The macro-mountain of the Vrbas river at the mouth of the Sava is called Lijevče polje, and the name refers to the plain which extends from the left bank of Vrbas, downstream from Klašnica, in a length of around 34 kilometres. Towards the north the depression funnel extends and it almost reaches to Gradiška, so that the Sava river is its northern border. It is roughly in the beginning of Vrbas, between Sava in the north, Prosara in the west, Motajica in the east, and Kozara in the southwest. The western border of the plain is determined by contour lines of 120 metres above sea level towards Potkozarje. The total area of the field is about 500 kilometres. The boundaries give the plain a roughly triangular outline.

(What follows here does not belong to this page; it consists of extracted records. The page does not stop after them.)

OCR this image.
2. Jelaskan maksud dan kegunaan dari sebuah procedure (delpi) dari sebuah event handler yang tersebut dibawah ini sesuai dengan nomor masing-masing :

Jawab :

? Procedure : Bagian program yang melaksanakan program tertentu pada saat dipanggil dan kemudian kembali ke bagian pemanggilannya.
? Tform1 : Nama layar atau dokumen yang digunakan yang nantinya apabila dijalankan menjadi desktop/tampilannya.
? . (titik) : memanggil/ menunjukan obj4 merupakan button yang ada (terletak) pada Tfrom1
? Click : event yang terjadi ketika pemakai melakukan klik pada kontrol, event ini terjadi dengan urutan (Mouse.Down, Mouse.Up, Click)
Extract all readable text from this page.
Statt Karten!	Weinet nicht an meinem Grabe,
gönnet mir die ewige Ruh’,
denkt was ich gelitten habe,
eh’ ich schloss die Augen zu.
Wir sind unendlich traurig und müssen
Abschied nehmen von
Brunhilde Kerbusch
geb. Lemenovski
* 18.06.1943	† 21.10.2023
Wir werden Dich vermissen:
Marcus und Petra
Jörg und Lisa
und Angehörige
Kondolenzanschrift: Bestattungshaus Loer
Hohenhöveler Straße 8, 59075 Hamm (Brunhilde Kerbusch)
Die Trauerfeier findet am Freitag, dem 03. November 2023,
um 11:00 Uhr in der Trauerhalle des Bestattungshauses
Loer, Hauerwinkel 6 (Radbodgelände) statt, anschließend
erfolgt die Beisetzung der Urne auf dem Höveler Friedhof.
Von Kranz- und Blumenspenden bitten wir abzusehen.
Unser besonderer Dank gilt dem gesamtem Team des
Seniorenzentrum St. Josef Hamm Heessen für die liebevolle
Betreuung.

Crossing over soft alluvial soil, the Vrbas river and its tributaries have changed their courses, creating numerous meanders, backwaters and breaking new beds. In 1943, Vrbas broke a new mouth of the Sava, around 350 metres upstream from the previous one. The part by the Sava is of alluvial-barred character and is partly exposed to the annual floodings of Sava.
The large ponds of Bradač and Jovač are still visible on satellite image. Matura is the old course of the Vrbas, which bed tends to move eastward. The earliest mention of this stream is from 1443, when it was recorded in a charter as „aqua piscatura Mlaterma vocata“.